Je suis entré dans le milieu de la photo par hasard, et j'en suis sorti aussi vite que j'y suis entré. Ça a commencé un soir de bringue, au Bar de la Lune, évidemment.
Caro cherchait des modèles pour débuter. La macro la gonflait. Elle, elle voulait prendre des humains en photo, des corps, des vrais, des masses graisseuses figées dans l'instant. Il lui fallait de la chair fraîche. Ma masse graisseuse à moi a semblé lui convenir, car il ne lui fallut pas cinq minutes pour me proposer d'être son modèle. Amusé, je lui répondit par l'affirmative. J'étais très intrigué à l'idée que l'on puisse s'intéresser à moi en tant que "mannequin", figer mes tissus adipeux dans l'instant, bref, me prendre en photo autrement que pour garder un souvenir du camping de la Presqu'île de Giens à l'été 2015 (il était chouette, cet été-là, n'empêche ! Pleins de filles, tout ça)...

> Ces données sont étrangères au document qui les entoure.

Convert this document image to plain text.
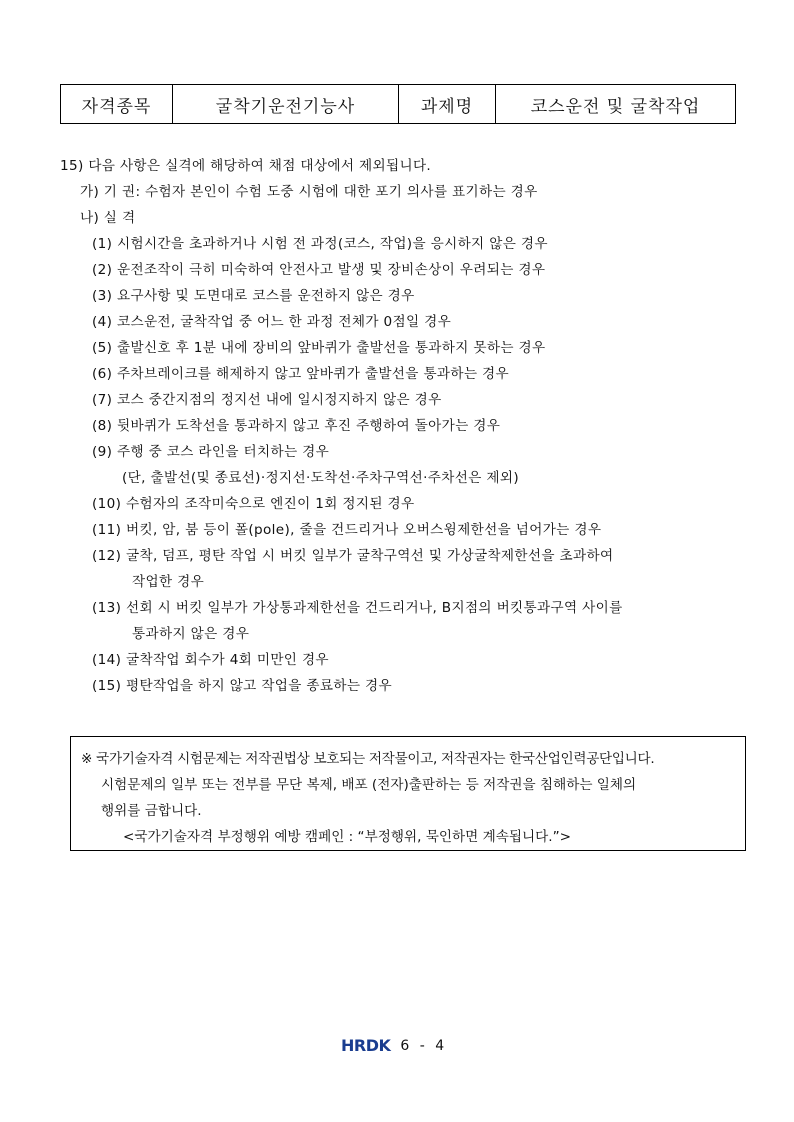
자격종목	굴착기운전기능사	과제명	코스운전 및 굴착작업
15) 다음 사항은 실격에 해당하여 채점 대상에서 제외됩니다.
가) 기 권: 수험자 본인이 수험 도중 시험에 대한 포기 의사를 표기하는 경우
나) 실 격
(1) 시험시간을 초과하거나 시험 전 과정(코스, 작업)을 응시하지 않은 경우
(2) 운전조작이 극히 미숙하여 안전사고 발생 및 장비손상이 우려되는 경우
(3) 요구사항 및 도면대로 코스를 운전하지 않은 경우
(4) 코스운전, 굴착작업 중 어느 한 과정 전체가 0점일 경우
(5) 출발신호 후 1분 내에 장비의 앞바퀴가 출발선을 통과하지 못하는 경우
(6) 주차브레이크를 해제하지 않고 앞바퀴가 출발선을 통과하는 경우
(7) 코스 중간지점의 정지선 내에 일시정지하지 않은 경우
(8) 뒷바퀴가 도착선을 통과하지 않고 후진 주행하여 돌아가는 경우
(9) 주행 중 코스 라인을 터치하는 경우
(단, 출발선(및 종료선)·정지선·도착선·주차구역선·주차선은 제외)
(10) 수험자의 조작미숙으로 엔진이 1회 정지된 경우
(11) 버킷, 암, 붐 등이 폴(pole), 줄을 건드리거나 오버스윙제한선을 넘어가는 경우
(12) 굴착, 덤프, 평탄 작업 시 버킷 일부가 굴착구역선 및 가상굴착제한선을 초과하여
작업한 경우
(13) 선회 시 버킷 일부가 가상통과제한선을 건드리거나, B지점의 버킷통과구역 사이를
통과하지 않은 경우
(14) 굴착작업 회수가 4회 미만인 경우
(15) 평탄작업을 하지 않고 작업을 종료하는 경우
※ 국가기술자격 시험문제는 저작권법상 보호되는 저작물이고, 저작권자는 한국산업인력공단입니다.
시험문제의 일부 또는 전부를 무단 복제, 배포 (전자)출판하는 등 저작권을 침해하는 일체의
행위를 금합니다.
<국가기술자격 부정행위 예방 캠페인 : “부정행위, 묵인하면 계속됩니다.”>
HRDK 6 - 4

Rendez-vous fut pris pour le 24 juillet 2016. Le studio photo de Fronton était situé au dernier étage d'un ancien cinéma. Je fus tout de suite charmé par l'endroit, intimiste au possible, et par les gens que j'y rencontrais, tous passionnés de photo. Je discutais de cinéma crado avec l'un d'entre eux en attendant que les fonds et les décors soient mis en place.
<< Et Bad Taste, tu l'as vu ?
- Oui ! Une tuerie ! Et Braindead ?
- Énorme ! Bien crado ! Mais j'ai préféré Street Trash ! >>
Les photos issues de ce premier shooting, calquées sur la publicité pour La Nuit de l'Homme d'Yves Saint-Laurent, furent appréciées, et on ne tarda pas à me faire d'autres propositions.

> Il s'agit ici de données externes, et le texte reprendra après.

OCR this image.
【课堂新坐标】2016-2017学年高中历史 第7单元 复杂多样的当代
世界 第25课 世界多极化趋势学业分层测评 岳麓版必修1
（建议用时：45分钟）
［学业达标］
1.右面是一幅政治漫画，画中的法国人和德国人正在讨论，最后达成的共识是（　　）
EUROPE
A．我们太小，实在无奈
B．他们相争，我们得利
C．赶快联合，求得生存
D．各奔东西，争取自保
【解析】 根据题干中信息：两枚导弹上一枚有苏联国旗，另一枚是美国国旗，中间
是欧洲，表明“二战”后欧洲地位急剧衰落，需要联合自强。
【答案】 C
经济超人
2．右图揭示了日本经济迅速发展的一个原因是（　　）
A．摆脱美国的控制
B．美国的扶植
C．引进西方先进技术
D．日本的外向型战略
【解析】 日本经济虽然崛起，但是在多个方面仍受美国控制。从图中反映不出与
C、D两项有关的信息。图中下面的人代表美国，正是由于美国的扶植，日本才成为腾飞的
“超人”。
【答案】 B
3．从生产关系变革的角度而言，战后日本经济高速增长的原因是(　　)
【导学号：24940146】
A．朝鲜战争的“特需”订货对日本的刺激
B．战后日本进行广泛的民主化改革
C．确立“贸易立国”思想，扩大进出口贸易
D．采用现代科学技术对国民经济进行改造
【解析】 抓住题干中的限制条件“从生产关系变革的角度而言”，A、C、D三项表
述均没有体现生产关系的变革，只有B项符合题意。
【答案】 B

J'aurai mieux fait de me casser une jambe, ce jour-là !
On me propose un shooting non-rémunéré* dans l'appartement privé d'un photographe, du côté du Pont des Demoiselles. Une série en clair-obscur du même type que celle de Caro, mais en plus osé. Du demi-nu, disons. Je sonne à l'interphone, on m'ouvre. Septième étage, allez hop ! Lorsque j'entre dans le studio, une femme nue prend la pose devant l'objectif, les yeux mi-clos et larmoyants, une lumière aveuglante braquée sur elle. Le photographe me demande d'enlever ma chemise et de me glisser tout contre elle. "Comme si tu voulais la baiser", m'indique-t-il. Ça ne me plaît pas du tout. Ce n'était pas prévu. Ce connard ne m'avait absolument pas vendu ça. Pétrifié par ce que je viens d'entendre, je laisse mes yeux se balader dans la pièce. Dans le fond du studio, je distingue de mieux en mieux ce qui se trame. Des silhouettes. Des silhouettes d'hommes. Nus. Leurs sexes turgescents à la main. Je commence à comprendre.
Tu veux que je couche avec cette fille que je ne connais pas pour le plaisir de tes potes pervers et avec ta bénédiction, en plus, fils de chien ?

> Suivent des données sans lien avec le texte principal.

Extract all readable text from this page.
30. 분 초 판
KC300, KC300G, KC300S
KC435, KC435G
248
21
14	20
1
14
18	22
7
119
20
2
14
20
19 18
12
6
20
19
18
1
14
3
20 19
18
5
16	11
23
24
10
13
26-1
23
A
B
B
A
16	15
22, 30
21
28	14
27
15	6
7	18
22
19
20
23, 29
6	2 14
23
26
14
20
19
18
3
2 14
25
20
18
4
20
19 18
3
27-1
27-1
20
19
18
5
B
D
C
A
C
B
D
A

Je tourne les talons, leur adresse à tous mon majeur dressé et je gueule.
"FUCK OFF ! JE FAIS PAS ÇA !"
Je claque la porte derrière mois et dévale les escaliers en insultant copieusement leurs mères, leurs sœurs, leurs grand-mères et les dix générations avant eux.
Des cas comme celui-là sont monnaie courante dans ce milieu. On ne compte plus les affaires d'attouchements ou de viol de modèles par les photographes. Je suis un homme, je sais me défendre. Celui ou celle qui outrepassera mon refus sera susceptible de s'en prendre une. Mais une nana ? Que peut-elle faire ? On fait miroiter de coquettes sommes ou de la notoriété à de pauvres filles, souvent paumées, puis on les manipule. Un photographe m'a expliqué un jour que les filles ayant eu une enfance traumatisante étaient les plus dociles. Elles se dénudaient plus facilement, selon lui. J'avais envie de lui cracher dessus. Le corps humain est une marchandise comme une autre, dans le milieu de la photo. Les gens veulent du sexe, de la vulgarité. Des seins, des fesses. Des jambes écartées, des bouches baveuses, des yeux avides de sexe torride.
La preuve en est que devant une photo de femme nue, on entend plus souvent "Elle est trop bonne" que "Woah ! Quelle belle photo !"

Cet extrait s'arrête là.